Business Context
LexiSearch, an e-commerce search platform, is rebuilding its English-language text preprocessing pipeline for product search and review classification. The search relevance team wants to decide when stemming is sufficient and when lemmatization is worth the added complexity and latency.
Data
You are given a corpus of 850,000 English product reviews and search queries collected over 12 months.

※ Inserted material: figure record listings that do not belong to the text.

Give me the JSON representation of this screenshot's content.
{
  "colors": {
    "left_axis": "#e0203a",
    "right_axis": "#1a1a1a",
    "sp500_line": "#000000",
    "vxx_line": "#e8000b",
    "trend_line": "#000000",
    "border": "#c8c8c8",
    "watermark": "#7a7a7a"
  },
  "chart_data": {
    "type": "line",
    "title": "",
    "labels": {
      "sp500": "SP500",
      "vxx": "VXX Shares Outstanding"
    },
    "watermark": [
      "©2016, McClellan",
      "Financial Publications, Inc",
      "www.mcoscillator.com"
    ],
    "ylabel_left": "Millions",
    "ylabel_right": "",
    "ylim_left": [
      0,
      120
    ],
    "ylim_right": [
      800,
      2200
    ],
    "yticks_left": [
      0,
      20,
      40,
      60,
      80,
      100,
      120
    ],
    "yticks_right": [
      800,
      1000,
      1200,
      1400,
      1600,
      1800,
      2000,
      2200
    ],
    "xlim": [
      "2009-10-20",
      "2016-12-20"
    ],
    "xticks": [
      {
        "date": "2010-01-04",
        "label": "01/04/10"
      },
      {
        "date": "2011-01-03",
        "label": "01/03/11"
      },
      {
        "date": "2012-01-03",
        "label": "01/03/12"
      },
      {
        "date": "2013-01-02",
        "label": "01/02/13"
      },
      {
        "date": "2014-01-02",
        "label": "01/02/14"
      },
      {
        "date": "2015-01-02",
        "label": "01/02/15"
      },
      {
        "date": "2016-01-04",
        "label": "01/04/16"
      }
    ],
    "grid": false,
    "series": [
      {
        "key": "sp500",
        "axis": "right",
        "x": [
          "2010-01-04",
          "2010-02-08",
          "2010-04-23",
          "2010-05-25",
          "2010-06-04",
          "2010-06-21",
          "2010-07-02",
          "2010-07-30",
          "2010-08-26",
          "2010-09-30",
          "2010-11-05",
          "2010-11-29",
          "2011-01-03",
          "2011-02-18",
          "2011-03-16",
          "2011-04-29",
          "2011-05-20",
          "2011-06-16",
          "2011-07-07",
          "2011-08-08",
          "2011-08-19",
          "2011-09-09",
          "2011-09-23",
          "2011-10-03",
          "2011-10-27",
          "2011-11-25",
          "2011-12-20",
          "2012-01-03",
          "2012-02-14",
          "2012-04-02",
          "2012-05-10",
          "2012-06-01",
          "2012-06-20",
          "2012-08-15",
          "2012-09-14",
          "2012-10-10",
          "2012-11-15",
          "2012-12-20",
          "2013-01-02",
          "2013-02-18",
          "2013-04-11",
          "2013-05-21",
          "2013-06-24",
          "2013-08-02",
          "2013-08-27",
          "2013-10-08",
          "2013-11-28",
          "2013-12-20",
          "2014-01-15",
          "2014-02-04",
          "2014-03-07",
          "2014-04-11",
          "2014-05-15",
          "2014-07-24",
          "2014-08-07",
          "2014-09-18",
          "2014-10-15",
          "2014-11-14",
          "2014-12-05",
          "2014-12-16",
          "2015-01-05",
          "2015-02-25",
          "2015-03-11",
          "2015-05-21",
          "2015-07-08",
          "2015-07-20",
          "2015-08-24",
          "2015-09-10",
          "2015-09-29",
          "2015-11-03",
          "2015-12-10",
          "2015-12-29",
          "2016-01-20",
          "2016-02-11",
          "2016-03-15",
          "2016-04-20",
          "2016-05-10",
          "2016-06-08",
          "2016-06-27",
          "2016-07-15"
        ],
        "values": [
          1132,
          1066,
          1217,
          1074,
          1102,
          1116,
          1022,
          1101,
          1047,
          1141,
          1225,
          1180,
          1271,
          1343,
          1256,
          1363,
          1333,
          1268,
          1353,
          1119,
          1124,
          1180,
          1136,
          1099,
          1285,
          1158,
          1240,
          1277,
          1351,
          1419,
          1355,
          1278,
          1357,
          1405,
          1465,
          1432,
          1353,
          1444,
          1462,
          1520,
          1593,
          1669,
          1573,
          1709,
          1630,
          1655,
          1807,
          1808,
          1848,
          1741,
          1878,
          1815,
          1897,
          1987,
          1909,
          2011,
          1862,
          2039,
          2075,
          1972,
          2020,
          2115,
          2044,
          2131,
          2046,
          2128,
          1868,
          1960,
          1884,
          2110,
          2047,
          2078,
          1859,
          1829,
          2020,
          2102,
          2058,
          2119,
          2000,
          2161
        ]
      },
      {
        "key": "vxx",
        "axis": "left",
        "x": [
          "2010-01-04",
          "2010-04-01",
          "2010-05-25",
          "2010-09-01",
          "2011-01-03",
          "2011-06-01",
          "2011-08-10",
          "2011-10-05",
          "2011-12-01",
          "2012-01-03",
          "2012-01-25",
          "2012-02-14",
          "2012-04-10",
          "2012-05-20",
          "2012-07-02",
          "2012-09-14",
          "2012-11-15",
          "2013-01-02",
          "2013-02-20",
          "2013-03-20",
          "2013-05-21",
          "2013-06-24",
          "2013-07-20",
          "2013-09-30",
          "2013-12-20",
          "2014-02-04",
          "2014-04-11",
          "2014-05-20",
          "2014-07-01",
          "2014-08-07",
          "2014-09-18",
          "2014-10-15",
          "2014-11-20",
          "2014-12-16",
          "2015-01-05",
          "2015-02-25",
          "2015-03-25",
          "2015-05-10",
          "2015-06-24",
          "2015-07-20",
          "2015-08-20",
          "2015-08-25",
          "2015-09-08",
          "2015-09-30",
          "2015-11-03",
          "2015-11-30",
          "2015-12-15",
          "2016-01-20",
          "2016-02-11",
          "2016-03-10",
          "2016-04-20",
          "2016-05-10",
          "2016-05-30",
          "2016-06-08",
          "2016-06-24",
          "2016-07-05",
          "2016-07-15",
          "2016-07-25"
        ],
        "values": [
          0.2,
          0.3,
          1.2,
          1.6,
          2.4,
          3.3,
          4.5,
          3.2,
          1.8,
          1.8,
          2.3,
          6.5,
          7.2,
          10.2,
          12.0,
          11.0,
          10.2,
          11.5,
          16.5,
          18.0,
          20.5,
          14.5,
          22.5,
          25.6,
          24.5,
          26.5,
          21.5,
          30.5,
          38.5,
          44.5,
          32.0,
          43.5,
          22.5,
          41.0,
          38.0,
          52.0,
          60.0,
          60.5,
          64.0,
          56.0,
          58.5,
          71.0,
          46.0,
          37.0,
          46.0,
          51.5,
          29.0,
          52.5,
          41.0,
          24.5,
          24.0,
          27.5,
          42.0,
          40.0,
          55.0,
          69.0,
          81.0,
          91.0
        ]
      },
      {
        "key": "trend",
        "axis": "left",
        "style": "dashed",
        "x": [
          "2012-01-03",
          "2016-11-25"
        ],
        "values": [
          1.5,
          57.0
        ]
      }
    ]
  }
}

- Text length: 2-120 tokens per record (median: 14)
- Language: English only
- Domains: apparel, electronics, home goods, beauty
- Labels for downstream task: 3-class sentiment (
negative, neutral, positive) with distribution 18% / 22% / 60%
- Noise: misspellings, repeated characters, punctuation-heavy queries, SKU-like tokens
The goal is to compare stemming and lemmatization as preprocessing choices in a realistic NLP pipeline, then measure their impact on a downstream text classification task.
Success Criteria
A good solution should clearly explain the linguistic difference between stemming and lemmatization, implement both approaches in Python, and show which preprocessing choice performs better for sentiment classification without exceeding batch preprocessing SLAs.
Constraints
- Preprocessing must run on a single CPU worker for offline batch jobs
- Average preprocessing time should stay under 20 ms per document
- Solution must preserve enough lexical meaning for model interpretability
Requirements
- Explain the difference between stemming and lemmatization with concrete examples.
- Build two preprocessing pipelines: one using NLTK PorterStemmer, one using spaCy lemmatization.
- Train and compare a TF-IDF + Logistic Regression sentiment classifier for each pipeline.
- Report trade-offs in vocabulary size, speed, and classification quality.
- Recommend which approach to use for search/query normalization vs sentiment modeling.